Page 71 - Frankenstein, o el moderno Prometeo
P. 71
—¡Ah! ¡Cornelio Agrippa! Mi querido Victor, no malgastes el tiempo en esto; no
es más que un montón de tonterías.
Si en vez de hacer este comentario mi padre se hubiese molestado en explicarme
que los principios de Agrippa habían sido refutados en su totalidad y que se había
formulado un moderno sistema de ciencia con poderes muy superiores al antiguo, ya
que los de este eran quiméricos, mientras que los de aquel eran reales y prácticos,
entonces habría arrojado a un lado el libro de Agrippa y me habría conformado con
mi imaginación, que ya ardía en deseos de volver con renovado calor a mis estudios
anteriores. Incluso es posible que el curso de mis ideas no hubiera recibido nunca el
impulso fatal que me condujo a la ruina.
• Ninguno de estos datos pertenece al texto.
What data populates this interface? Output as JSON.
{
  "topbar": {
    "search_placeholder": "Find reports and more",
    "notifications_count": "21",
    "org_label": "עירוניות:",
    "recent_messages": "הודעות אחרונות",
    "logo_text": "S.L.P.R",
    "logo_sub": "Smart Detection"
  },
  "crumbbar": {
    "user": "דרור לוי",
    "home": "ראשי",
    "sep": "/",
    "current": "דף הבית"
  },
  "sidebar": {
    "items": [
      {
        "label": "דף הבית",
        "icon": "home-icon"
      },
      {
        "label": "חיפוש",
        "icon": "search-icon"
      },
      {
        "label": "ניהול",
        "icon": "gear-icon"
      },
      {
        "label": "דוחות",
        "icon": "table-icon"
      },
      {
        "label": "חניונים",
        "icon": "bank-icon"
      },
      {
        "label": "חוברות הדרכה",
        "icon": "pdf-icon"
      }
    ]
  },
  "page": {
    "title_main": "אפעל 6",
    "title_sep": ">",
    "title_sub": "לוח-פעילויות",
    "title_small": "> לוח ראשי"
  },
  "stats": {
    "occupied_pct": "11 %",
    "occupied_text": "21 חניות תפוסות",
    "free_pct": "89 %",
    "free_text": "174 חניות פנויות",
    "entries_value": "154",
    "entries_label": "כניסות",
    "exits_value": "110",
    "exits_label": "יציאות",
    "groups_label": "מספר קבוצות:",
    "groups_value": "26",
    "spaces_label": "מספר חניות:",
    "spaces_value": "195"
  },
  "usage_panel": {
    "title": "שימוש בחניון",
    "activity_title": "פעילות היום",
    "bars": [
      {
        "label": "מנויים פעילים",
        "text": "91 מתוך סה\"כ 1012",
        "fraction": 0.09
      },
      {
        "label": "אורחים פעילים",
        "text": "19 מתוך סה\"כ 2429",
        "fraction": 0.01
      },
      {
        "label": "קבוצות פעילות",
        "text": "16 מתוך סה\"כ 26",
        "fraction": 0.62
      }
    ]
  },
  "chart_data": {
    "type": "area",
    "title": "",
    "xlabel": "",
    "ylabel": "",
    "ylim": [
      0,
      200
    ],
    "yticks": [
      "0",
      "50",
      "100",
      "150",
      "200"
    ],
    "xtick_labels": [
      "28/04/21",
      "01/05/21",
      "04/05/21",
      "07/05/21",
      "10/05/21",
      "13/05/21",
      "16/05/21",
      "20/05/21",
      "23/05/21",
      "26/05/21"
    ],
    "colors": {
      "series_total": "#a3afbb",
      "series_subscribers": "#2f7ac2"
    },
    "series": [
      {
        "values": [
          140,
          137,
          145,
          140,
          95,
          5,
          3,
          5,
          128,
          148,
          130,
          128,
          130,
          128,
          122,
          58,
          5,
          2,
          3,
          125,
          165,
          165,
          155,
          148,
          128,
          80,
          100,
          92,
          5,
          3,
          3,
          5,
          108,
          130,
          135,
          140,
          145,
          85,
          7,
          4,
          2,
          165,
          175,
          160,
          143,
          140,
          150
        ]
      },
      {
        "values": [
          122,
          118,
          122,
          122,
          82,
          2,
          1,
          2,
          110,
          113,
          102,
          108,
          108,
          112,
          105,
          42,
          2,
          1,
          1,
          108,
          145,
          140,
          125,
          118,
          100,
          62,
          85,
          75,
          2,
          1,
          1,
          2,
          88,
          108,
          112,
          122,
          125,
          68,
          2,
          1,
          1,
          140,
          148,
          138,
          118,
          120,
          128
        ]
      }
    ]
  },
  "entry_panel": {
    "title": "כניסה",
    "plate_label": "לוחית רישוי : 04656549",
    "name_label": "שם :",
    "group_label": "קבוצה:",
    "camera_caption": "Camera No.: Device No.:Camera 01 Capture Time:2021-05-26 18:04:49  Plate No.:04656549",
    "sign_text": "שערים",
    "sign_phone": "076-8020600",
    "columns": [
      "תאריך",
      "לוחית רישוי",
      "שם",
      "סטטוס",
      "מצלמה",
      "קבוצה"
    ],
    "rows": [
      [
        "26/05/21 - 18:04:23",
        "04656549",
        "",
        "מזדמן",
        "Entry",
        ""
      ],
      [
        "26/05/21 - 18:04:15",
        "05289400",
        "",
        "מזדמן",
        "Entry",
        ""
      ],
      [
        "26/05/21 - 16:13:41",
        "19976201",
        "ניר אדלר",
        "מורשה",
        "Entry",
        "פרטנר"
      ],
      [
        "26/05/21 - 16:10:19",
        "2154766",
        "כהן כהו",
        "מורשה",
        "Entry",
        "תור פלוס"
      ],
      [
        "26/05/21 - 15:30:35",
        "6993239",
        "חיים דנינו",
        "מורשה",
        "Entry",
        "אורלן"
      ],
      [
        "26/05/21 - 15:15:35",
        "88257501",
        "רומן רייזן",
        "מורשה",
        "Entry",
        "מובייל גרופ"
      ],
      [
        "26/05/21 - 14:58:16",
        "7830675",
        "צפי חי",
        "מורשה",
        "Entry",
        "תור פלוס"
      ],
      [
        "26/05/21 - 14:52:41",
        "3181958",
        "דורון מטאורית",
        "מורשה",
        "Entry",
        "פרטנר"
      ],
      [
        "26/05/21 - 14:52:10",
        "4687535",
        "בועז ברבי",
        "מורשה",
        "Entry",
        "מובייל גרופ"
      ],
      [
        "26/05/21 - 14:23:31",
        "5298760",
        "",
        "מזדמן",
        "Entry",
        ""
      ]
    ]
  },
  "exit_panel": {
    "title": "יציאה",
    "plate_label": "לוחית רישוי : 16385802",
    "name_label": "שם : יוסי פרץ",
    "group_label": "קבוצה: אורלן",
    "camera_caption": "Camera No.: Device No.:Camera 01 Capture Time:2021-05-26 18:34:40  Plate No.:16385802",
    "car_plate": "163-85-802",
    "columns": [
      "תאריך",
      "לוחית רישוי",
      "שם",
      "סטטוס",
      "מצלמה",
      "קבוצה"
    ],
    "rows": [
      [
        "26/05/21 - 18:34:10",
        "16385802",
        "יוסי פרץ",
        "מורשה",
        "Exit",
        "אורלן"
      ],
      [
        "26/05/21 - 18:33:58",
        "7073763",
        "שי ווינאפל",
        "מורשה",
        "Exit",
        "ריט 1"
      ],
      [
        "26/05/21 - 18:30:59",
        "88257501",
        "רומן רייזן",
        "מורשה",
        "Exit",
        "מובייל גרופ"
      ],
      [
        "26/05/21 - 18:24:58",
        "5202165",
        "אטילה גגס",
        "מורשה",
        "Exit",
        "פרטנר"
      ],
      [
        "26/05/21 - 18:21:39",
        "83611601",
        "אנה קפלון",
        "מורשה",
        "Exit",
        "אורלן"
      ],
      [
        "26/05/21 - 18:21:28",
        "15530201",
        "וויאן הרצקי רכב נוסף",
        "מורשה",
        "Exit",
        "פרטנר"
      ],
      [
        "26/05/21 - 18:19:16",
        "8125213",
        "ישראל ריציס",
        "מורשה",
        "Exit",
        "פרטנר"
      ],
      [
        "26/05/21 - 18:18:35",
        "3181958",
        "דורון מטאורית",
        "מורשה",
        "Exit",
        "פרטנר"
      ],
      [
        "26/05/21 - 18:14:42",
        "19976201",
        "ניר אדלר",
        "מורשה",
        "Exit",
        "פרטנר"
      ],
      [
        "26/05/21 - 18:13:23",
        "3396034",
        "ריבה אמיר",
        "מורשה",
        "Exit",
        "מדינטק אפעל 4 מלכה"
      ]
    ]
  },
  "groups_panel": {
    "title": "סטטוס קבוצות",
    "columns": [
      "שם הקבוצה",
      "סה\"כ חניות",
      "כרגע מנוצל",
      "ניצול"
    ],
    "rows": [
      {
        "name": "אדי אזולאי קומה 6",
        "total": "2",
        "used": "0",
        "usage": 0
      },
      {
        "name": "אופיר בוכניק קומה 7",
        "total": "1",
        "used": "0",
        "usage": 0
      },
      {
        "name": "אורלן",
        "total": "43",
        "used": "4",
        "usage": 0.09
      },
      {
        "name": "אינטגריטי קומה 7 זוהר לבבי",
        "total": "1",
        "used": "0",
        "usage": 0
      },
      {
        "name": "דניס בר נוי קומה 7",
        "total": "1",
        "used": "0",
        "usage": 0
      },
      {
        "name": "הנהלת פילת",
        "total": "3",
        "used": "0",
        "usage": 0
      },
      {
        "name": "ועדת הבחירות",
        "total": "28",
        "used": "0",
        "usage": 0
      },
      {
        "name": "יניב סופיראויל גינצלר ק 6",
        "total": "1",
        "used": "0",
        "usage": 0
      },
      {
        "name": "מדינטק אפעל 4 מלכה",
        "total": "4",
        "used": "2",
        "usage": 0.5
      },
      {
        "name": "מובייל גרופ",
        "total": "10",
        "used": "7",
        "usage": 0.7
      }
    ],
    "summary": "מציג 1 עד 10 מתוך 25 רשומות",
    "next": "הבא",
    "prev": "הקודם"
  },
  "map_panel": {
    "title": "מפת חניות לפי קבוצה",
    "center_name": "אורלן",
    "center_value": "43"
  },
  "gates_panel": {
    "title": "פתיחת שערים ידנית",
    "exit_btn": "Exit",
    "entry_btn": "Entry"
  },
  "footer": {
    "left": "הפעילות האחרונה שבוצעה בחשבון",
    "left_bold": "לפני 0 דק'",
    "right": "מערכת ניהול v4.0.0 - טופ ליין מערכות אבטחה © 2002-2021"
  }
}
Pero la mirada superficial que mi padre
había echado al libro no me garantizaba en absoluto que conociese su contenido; y
seguí leyendo con la mayor avidez.
Cuando regresé a casa, mi primer cuidado fue conseguir obras completas de este
autor; y después, de Paracelso y de Alberto Magno. Leí y estudié con placer las locas
fantasías de estos escritores; me parecían tesoros que muy pocos conocían, aparte de
mí. Me he descrito como una persona siempre llena de un anhelo ferviente por
penetrar los secretos de la naturaleza. A pesar del inmenso esfuerzo y los
maravillosos descubrimientos de los modernos filósofos, mis estudios me dejaban
siempre descontento e insatisfecho. Se cuenta que sir Isaac Newton decía que se
sentía como un niño cogiendo conchas junto al inmenso e inexplorado océano de la
verdad. Sus sucesores en cada rama de la filosofía natural que yo conocí parecían,
incluso a mi entendimiento juvenil, principiantes entregados al mismo pasatiempo.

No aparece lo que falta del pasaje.